Hudson's Bay Rewards (known as HBC Rewards before February 2013) is a loyalty program where customers earn points for purchases at The Bay stores and websites in Canada.

Every 2000 points earned can be redeemed for a $10 gift card.  Hudson's Bay also allows the points to be converted to Air Miles (one mile per 40 points converted).  A third-party service, Points.com, adds additional conversion options for Hudson's Bay Rewards points.

History

1980s and 1990s: Club Z and Air Miles 
The rewards program was first introduced by Zellers in 1986.  It was known as Club Z and awarded points to customers. Starting in the 1990s, The Bay offered Air Miles reward miles to their customers as a rewards program.
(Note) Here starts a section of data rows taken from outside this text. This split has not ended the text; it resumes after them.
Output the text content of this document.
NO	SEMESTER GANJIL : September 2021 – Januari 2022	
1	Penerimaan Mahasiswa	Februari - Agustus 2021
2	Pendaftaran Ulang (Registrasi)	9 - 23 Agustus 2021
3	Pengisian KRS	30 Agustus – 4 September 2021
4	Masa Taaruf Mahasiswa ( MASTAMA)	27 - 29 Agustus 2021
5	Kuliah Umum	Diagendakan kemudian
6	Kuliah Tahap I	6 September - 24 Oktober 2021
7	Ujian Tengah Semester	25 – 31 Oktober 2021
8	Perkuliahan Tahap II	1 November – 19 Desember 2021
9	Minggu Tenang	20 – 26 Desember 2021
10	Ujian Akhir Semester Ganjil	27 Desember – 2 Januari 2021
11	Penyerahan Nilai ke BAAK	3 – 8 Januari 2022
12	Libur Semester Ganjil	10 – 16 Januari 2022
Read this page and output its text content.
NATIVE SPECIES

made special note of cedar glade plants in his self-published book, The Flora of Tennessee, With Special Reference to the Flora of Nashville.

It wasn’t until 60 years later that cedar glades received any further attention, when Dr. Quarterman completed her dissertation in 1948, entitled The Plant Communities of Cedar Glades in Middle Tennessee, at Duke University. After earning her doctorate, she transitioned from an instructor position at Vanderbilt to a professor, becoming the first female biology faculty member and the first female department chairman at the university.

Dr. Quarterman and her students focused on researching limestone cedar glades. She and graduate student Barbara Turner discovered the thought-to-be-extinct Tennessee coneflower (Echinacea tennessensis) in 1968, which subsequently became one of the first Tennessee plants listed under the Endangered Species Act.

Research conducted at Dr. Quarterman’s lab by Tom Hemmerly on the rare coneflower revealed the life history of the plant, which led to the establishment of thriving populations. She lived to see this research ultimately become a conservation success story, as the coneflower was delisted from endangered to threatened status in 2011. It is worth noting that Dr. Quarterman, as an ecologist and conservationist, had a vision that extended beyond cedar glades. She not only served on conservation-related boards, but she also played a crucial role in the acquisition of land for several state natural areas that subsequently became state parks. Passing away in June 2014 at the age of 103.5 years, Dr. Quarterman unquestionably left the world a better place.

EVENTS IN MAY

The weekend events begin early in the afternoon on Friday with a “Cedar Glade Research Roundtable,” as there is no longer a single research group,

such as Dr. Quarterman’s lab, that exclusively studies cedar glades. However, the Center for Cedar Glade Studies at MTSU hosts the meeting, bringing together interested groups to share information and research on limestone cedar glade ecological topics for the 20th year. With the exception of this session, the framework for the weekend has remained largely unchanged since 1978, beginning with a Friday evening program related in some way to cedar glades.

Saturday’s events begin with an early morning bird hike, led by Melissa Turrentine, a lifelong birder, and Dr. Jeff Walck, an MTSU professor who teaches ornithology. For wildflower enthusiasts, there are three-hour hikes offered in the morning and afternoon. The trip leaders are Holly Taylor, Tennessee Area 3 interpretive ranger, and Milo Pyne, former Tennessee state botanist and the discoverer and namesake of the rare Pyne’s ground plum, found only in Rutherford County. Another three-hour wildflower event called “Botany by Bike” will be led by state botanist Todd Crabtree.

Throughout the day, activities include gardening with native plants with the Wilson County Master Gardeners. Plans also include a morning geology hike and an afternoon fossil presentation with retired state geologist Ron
2000s: HBC Rewards launched 
In an effort to offer more choices to customers at both Zellers and the Bay, and with the opening of its Home Outfitters chain, the HBC Rewards program was introduced in April 2001.  Club Z points were automatically converted to the same amount in HBC Rewards points.

2010s: Zellers closure and Hudson's Bay Rewards rebranding 
In 2010 and 2013, all but three Zellers locations across Canada shuttered, to be replaced by Target, Walmart or other retailers.  Points could still be earned at Zellers during the stores' liquidations, and the HBC stated that its Rewards program would continue to exist at the Bay and Home Outfitters.

In 2013, HBC relaunched HBC rewards under a new name, Hudson's Bay Rewards.  Their new program is complemented by a NewRewards.ca website.